Louisiana Urges Issuers to Use SEC's MCDC Initiative

BRADENTON, Fla. - Louisiana's municipal bond issuers should take advantage of the Securities and Exchange Commission's self-reporting disclosure program, the State Bond Commission urged Thursday.

The SEC's Municipalities Continuing Disclosure Cooperation Initiative is an advantageous program, the SBC said at its regularly scheduled meeting.

"The state is working very hard to take full advantage, not in the pejorative sense, of MCDC," said State Treasurer John Kennedy, who is chairman of the Bond Commission, which approves debt issued by parishes, municipalities, special taxing districts, and other political subdivisions of the state, as well as the state itself.

MCDC gives issuers until the end of Sept. 9 to report continuing disclosure lapses, and get favorable treatment, the commission's financial advisor, Renee Boicourt of Lamont Financial Services, said in a presentation.

Boicourt reviewed the SEC's disclosure requirements, under which issuers must contractually agree to disclose annual financial and operating information, as well as material event notices, in order to get dealers to underwrite their bonds.

"A number of issuers perhaps overcommitted or didn't monitor their commitment very well and compliance was quite varied, and in some cases quite poor," she said.
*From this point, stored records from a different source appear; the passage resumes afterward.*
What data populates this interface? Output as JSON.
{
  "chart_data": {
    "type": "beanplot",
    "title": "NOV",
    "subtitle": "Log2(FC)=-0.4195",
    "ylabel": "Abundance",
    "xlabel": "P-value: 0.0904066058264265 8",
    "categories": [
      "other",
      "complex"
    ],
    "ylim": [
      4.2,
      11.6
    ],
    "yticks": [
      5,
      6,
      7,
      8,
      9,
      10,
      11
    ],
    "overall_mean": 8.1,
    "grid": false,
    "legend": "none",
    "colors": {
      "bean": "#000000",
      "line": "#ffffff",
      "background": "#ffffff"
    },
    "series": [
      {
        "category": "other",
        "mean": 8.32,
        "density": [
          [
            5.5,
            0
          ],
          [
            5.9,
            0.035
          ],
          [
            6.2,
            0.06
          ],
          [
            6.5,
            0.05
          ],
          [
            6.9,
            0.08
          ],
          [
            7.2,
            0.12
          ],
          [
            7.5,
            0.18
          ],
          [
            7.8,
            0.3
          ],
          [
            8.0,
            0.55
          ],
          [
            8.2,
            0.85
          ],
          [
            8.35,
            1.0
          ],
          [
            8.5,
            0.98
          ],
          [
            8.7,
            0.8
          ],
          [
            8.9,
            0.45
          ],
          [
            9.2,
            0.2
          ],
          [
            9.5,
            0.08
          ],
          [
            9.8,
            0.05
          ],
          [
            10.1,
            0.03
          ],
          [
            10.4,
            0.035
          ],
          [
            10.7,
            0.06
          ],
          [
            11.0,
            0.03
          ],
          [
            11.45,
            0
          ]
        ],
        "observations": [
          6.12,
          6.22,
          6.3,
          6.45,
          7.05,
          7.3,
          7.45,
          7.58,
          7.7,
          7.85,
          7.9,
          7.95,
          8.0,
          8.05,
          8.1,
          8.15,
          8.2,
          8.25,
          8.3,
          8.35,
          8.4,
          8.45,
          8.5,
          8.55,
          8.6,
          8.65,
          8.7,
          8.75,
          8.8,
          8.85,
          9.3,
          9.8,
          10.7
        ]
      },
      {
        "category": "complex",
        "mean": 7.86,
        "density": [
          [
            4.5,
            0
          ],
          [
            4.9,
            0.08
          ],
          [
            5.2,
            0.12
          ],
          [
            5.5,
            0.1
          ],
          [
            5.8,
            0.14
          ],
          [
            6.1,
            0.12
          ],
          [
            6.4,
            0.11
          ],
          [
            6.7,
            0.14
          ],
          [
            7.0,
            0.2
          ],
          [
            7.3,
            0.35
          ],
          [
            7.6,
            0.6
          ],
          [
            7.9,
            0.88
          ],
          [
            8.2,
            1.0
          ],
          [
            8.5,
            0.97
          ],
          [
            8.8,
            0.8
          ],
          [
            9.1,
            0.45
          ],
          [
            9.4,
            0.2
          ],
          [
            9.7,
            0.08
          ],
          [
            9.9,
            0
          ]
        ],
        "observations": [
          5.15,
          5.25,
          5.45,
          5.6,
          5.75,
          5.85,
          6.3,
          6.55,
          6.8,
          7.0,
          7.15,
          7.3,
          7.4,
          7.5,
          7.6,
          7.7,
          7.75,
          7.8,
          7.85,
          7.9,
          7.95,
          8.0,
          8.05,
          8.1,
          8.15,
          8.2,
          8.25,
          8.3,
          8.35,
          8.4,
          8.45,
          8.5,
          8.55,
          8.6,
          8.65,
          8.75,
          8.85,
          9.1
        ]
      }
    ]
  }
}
In some cases issuers provided misleading information, said Boicourt, who added that the SEC has taken enforcement actions against some.

The MCDC initiative allows issuers and underwriters to "voluntarily confess their sins, if you will," she said. "If they do, they will be treated lightly and not subject to the same penalties than if the SEC discovered them through their investigation."

Boicourt said local issuers need to go through all transactions over the last five years, and on the oldest of those five offerings go back another five years, and catalog instances where there was non-compliance with continuing disclosure agreements. The state is currently doing this, she added.

The non-compliance list can be taken to the MCDC program.

For "the localities out there, it's very much in their interest to do this voluntarily because if they ignore it their underwriters will definitely report their failings," she said.

Lela Folse, director of State Bond Commission, said a memorandum and handout on the MCDC initiative would be mailed to all local issuers.

The SBC has hired Foley & Judell and Breazeale Sachse & Wilson as disclosure counsel to assist with its MCDC report, if needed.

The commission also went into closed session Thursday to discuss legal strategy for the upcoming trial with the Department of Justice over a federal housing discrimination lawsuit.

After the closed session, the commission voted to authorize its attorney to renegotiate a potential settlement with the DOJ "within the parameters of those discussed in executive session."

The parameters were not made public, but will be discussed at a lawsuit status conference with the judge on Aug. 28. The SBC previously rejected a settlement in the case because it required an admission that federal housing laws had been broken, among other things.